En el sótano con Jung

La génesis de la psicología como disciplina autónoma y transformadora en nuestras sociedades modernas, en la Centroeuropa entre el «fin de siècle» y el término de la I Guerra Mundial, por no hablar de su intersección con el mundo de la creatividad coetánea, constituye uno de los episodios más apasionantes de la historia de las ciencias y de la cultura. Nada nunca más fue como antes de Freud y Jung. La auténtica revolución intelectual que implicaron sus relecturas del alma humana, convertida en psique, conciencia y subconsciente o inconsciente, tiene implicaciones y postrimerías muy difíciles de subestimar. Pero la obra de ambos deja ver precedentes inmediatos tanto en la ciencia positivista del XIX como en la filosofía alemana, del Idealismo a Nietzsche.

A contextualizar y explicar la posición de Jung al respecto se dedica una prolija y completa obra de referencia a cargo de Sonu Shamdasani –editor del misterioso «Libro Rojo», en 2009–, publicada originalmente en inglés por la Universidad de Cambridge (2003). Injustamente oscurecido por Freud, pocos autores como Jung ayudan a comprender mejor el decurso de nuestra modernidad tardía y la confluencia de ciencias y humanidades (o «ciencias del espíritu», según el evocador término «Geisteswissenschaften») y la necesidad de conciliar lo espiritual con lo positivista que marca el conocimiento actual. Este personaje difícil de clasificar –Shamdasani abunda en su personalidad poliédrica y polémica entre ciencia, arte, creación y reflexión– logró conciliar en su psicología la doble vertiente –individual y colectiva– de la mente humana: con su obra indispensable el viejo dilema platónico entre el alma del mundo y el alma individual cobraba nuevo vuelo.

Curiosamente, los dos grandes padres fundadores de la psicología moderna están firmemente anclados en la devoción por los mitos, temas y figuras de la antigüedad clásica. La idea de que los sueños son la clave para entender al hombre no era del XIX, sino que hundía sus raíces en el mundo antiguo y sus añejas teorías sobre el alma y la conciencia –en la cultura griega y de otros pueblos–, como se ve, por ejemplo, en Artemidoro, Elio Aristides, el chamanismo antiguo o en el rico repertorio onírico-legendario de la mitología. Freud y Jung empezaron haciendo una suerte de «arqueología de la conciencia» en la creencia de que los sueños mostraban un estrato oculto del hombre. Sus estudios coincidieron también con hallazgos arqueológicos tan rompedores como los de la Creta minoica que excavó en 1900 Arthur Evans. Freud, un apasionado de las antigüedades, solía comparar su labor psicoanalítica, como indagación en lo subterráneo de la psique, con ese descubrimiento arqueológico de una Grecia antes de Grecia, de unas raíces subterráneas de Occidente.

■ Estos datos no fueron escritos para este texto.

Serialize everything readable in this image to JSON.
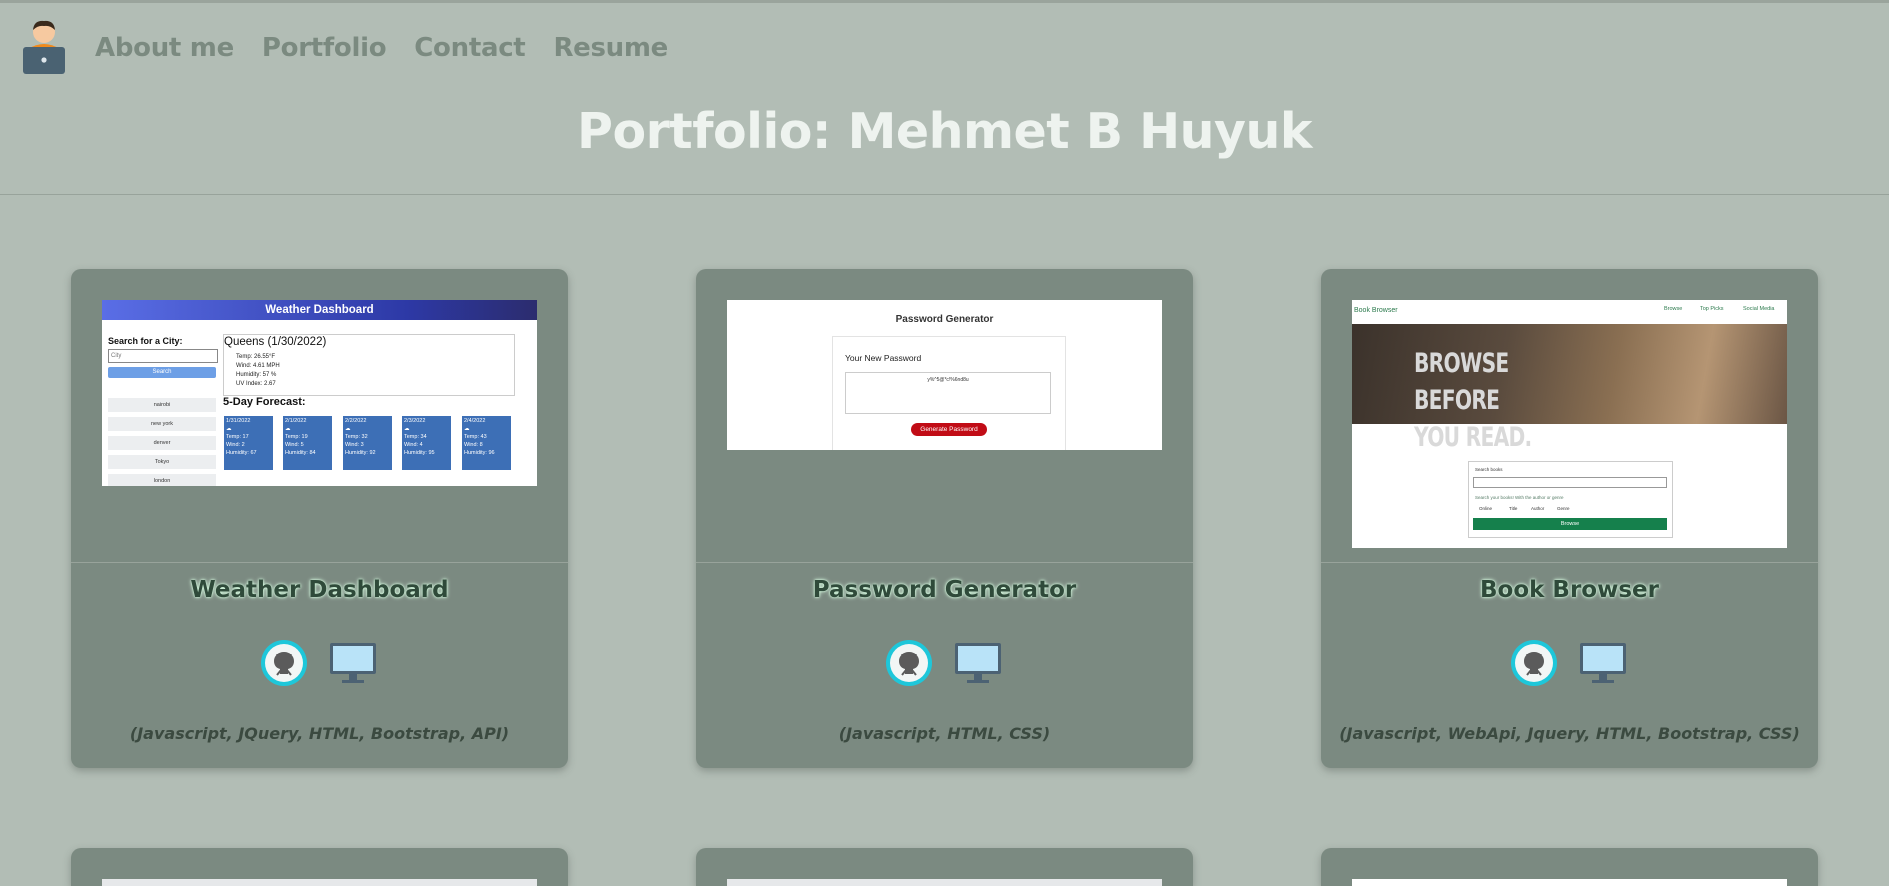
{
  "nav": {
    "items": [
      {
        "label": "About me"
      },
      {
        "label": "Portfolio"
      },
      {
        "label": "Contact"
      },
      {
        "label": "Resume"
      }
    ]
  },
  "page": {
    "title": "Portfolio: Mehmet B Huyuk"
  },
  "projects": [
    {
      "name": "Weather Dashboard",
      "tech": "(Javascript, JQuery, HTML, Bootstrap, API)",
      "thumb": {
        "header": "Weather Dashboard",
        "search_label": "Search for a City:",
        "search_placeholder": "City",
        "search_button": "Search",
        "cities": [
          "nairobi",
          "new york",
          "denver",
          "Tokyo",
          "london"
        ],
        "current_title": "Queens (1/30/2022)",
        "current_lines": [
          "Temp: 26.55°F",
          "Wind: 4.61 MPH",
          "Humidity: 57 %",
          "UV Index: 2.67"
        ],
        "forecast_label": "5-Day Forecast:",
        "forecast": [
          {
            "date": "1/31/2022",
            "temp": "Temp: 17",
            "wind": "Wind: 2",
            "humidity": "Humidity: 67"
          },
          {
            "date": "2/1/2022",
            "temp": "Temp: 19",
            "wind": "Wind: 5",
            "humidity": "Humidity: 84"
          },
          {
            "date": "2/2/2022",
            "temp": "Temp: 32",
            "wind": "Wind: 3",
            "humidity": "Humidity: 92"
          },
          {
            "date": "2/3/2022",
            "temp": "Temp: 34",
            "wind": "Wind: 4",
            "humidity": "Humidity: 95"
          },
          {
            "date": "2/4/2022",
            "temp": "Temp: 43",
            "wind": "Wind: 8",
            "humidity": "Humidity: 96"
          }
        ]
      }
    },
    {
      "name": "Password Generator",
      "tech": "(Javascript, HTML, CSS)",
      "thumb": {
        "header": "Password Generator",
        "subheader": "Your New Password",
        "password": "y%^5@*c!%6nd8u",
        "button": "Generate Password"
      }
    },
    {
      "name": "Book Browser",
      "tech": "(Javascript, WebApi, Jquery, HTML, Bootstrap, CSS)",
      "thumb": {
        "brand": "Book Browser",
        "nav": [
          "Browse",
          "Top Picks",
          "Social Media"
        ],
        "hero": "BROWSE BEFORE YOU READ.",
        "form_label": "Search books",
        "form_hint": "Search your books! With the author or genre",
        "options": [
          "Online",
          "Title",
          "Author",
          "Genre"
        ],
        "button": "Browse"
      }
    }
  ],
  "colors": {
    "background": "#b2bdb5",
    "card": "#7b8a81",
    "nav_text": "#7b8a80",
    "title_text": "#eef3ef",
    "github_ring": "#1ec7da"
  }
}
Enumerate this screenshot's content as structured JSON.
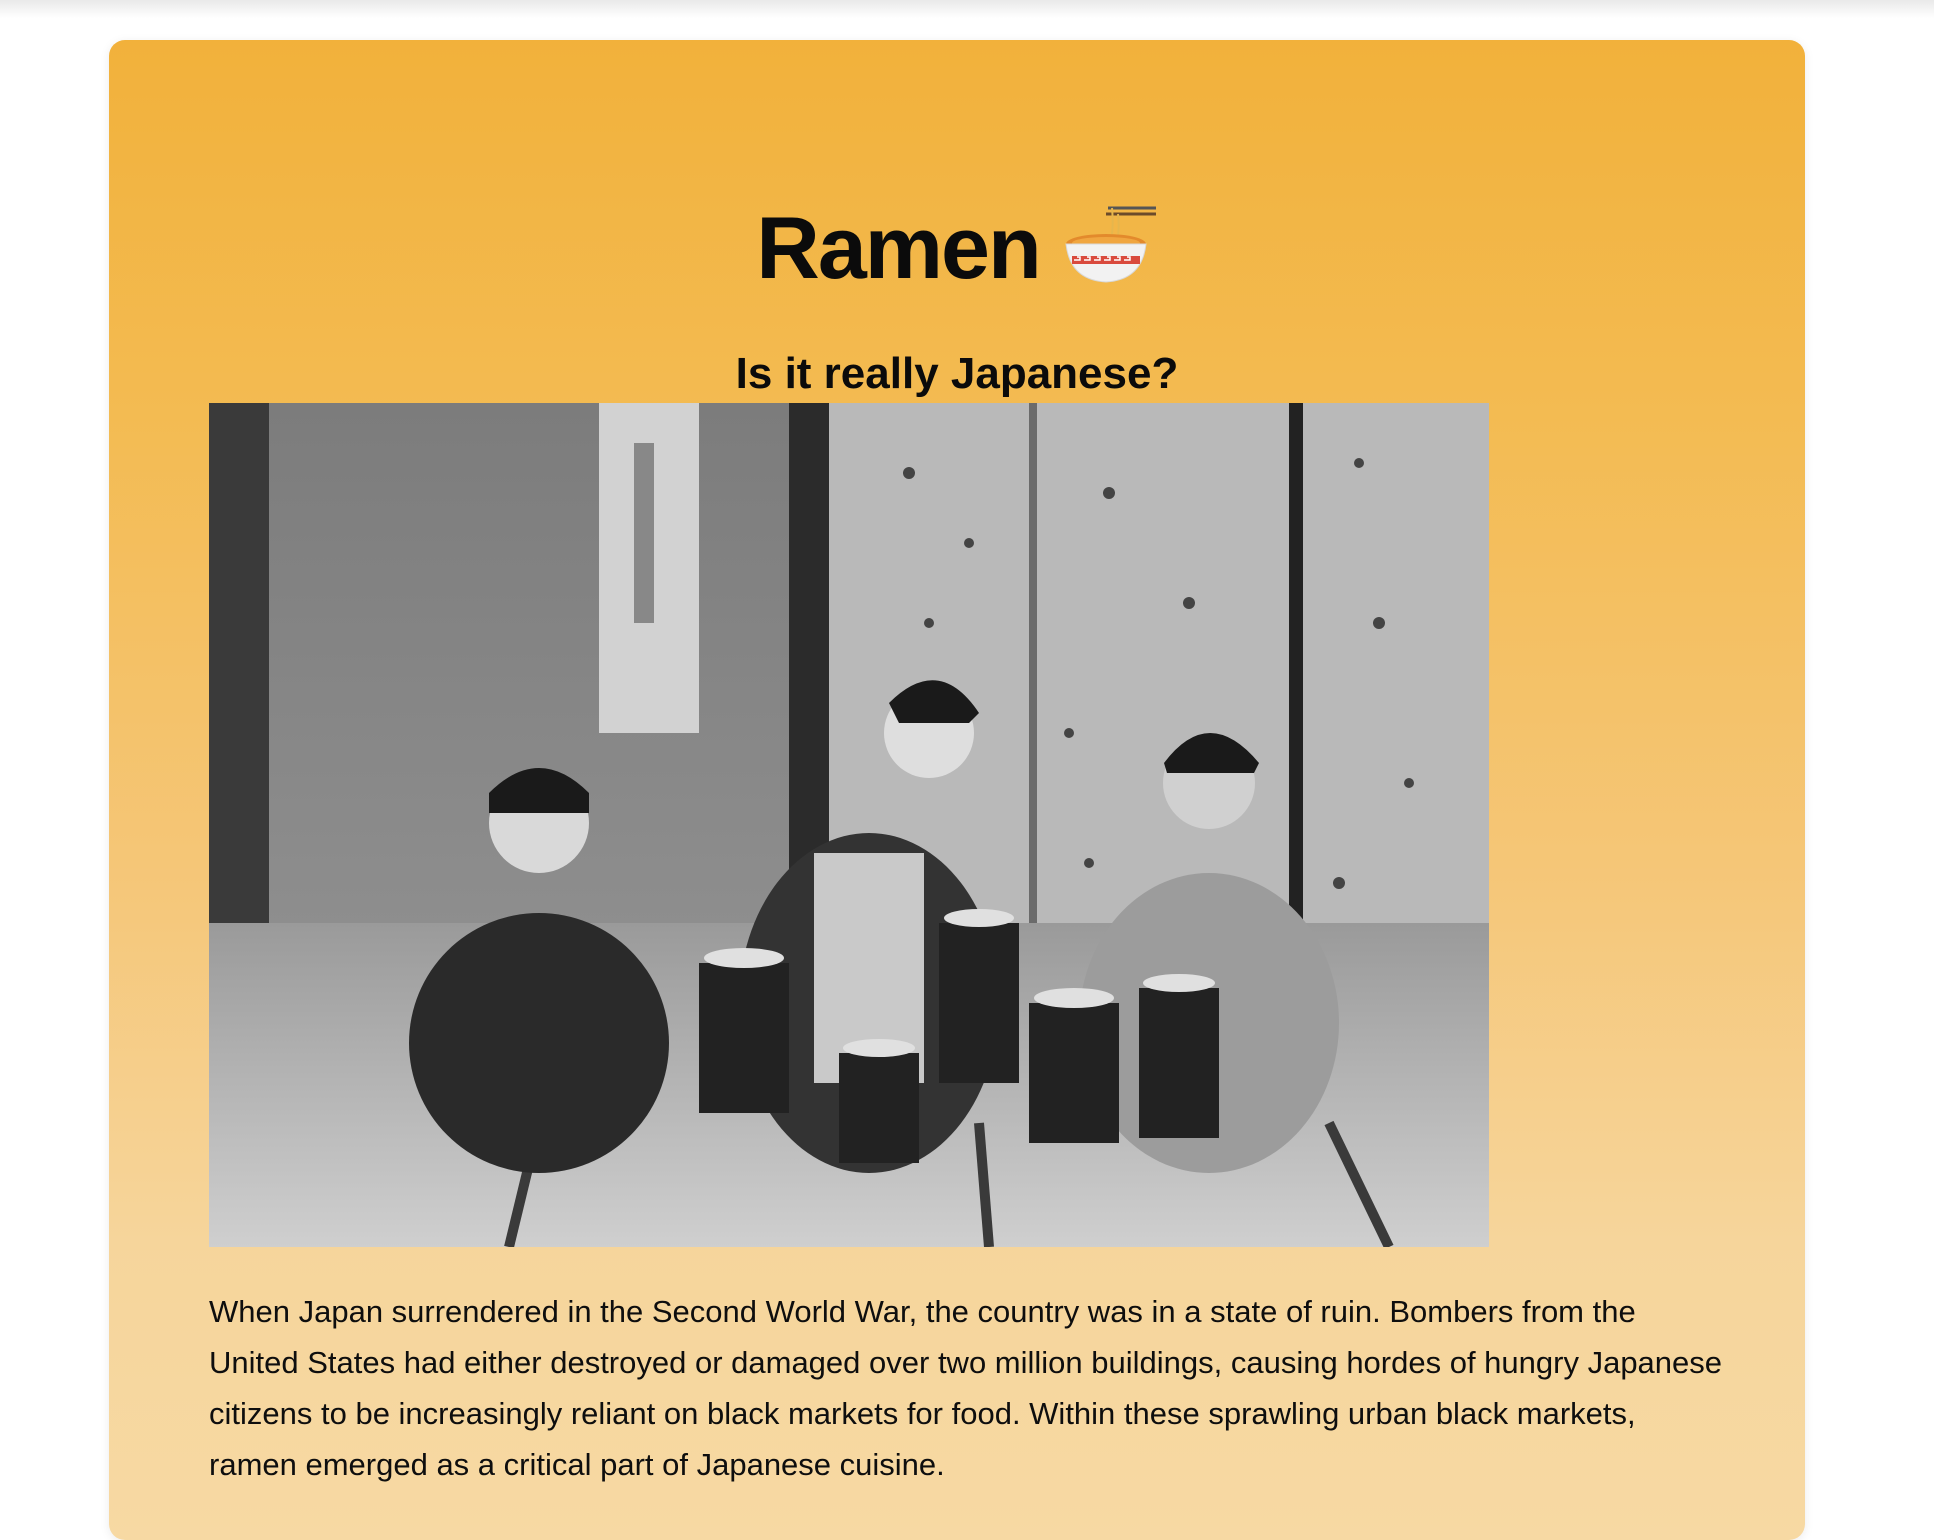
{
  "page": {
    "title": "Ramen",
    "title_icon": "ramen-bowl-icon",
    "subtitle": "Is it really Japanese?",
    "photo_icon": "historic-photo-women-eating-noodles",
    "paragraph": "When Japan surrendered in the Second World War, the country was in a state of ruin. Bombers from the United States had either destroyed or damaged over two million buildings, causing hordes of hungry Japanese citizens to be increasingly reliant on black markets for food. Within these sprawling urban black markets, ramen emerged as a critical part of Japanese cuisine."
  },
  "colors": {
    "card_top": "#f2b13b",
    "card_bottom": "#f7d9a3",
    "text": "#0b0b0b"
  }
}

El sueño simboliza esa arqueología de la psique que desvela una cara desconocida pero nuclear para entender lo que somos y por qué hacemos lo que hacemos. Ya sean impulsos, pulsiones o complejos, desde la perspectiva patológica freudiana, o bien impulsos del alma hacia un «pool» de conocimientos primordiales y colectivos, en el caso de Jung, el sueño conecta invariablemente con el mito. También Jung, en su encuentro con lo inconsciente durante los años en que rompe con Freud, se obsesiona con las antigüedades de la conciencia. El inicio de su vuelo teórico propio viene marcado por un sueño que recuerda en su autobiografía e inspira su obra «Símbolos de transformación» (1912).

Dos cráneos enterrados

Jung sueña una «katábasis» a lo profundo de una morada, cuyos pisos de arriba están burguesamente amueblados pero que esconde, en su sótano, dos cráneos enterrados, entre otros restos arqueológicos. Para su, entonces, aún amigo Freud simbolizan deseos de muerte, quizá vinculados a su ya difícil relación. Pero Jung se opone y ve la parte normal de la casa como su estado de conciencia y los cráneos como un estrato hasta entonces ignorado: en la planta baja comenzaba lo inconsciente y cuanto más descendía tanto más conectaba con restos de una cultura primitiva, o sea, del alma primordial del hombre, en una imagen directriz que le sugirió el presentimiento de una psique colectiva que se puede indagar en los mitos.

Como es obvio, el tratamiento de los sueños y del subconsciente de Jung en absoluto palidece, sino que, las más de las veces, supera a Freud en riqueza de matices y en utilidad no solo terapéutica, también creadora y creativa. Véanse si no sus muy diversos epígonos en psicología compleja y en literatura, historia, antropología o mitología, con nombres como Hillman, Kerényi, Campbell, Cashford y Vogler. Gigantesca es la talla intelectual e imprescindible la huella cultural del gran Jung, como justamente acredita esta obra académica pero accesible de Shamdasani en su excelente versión castellana.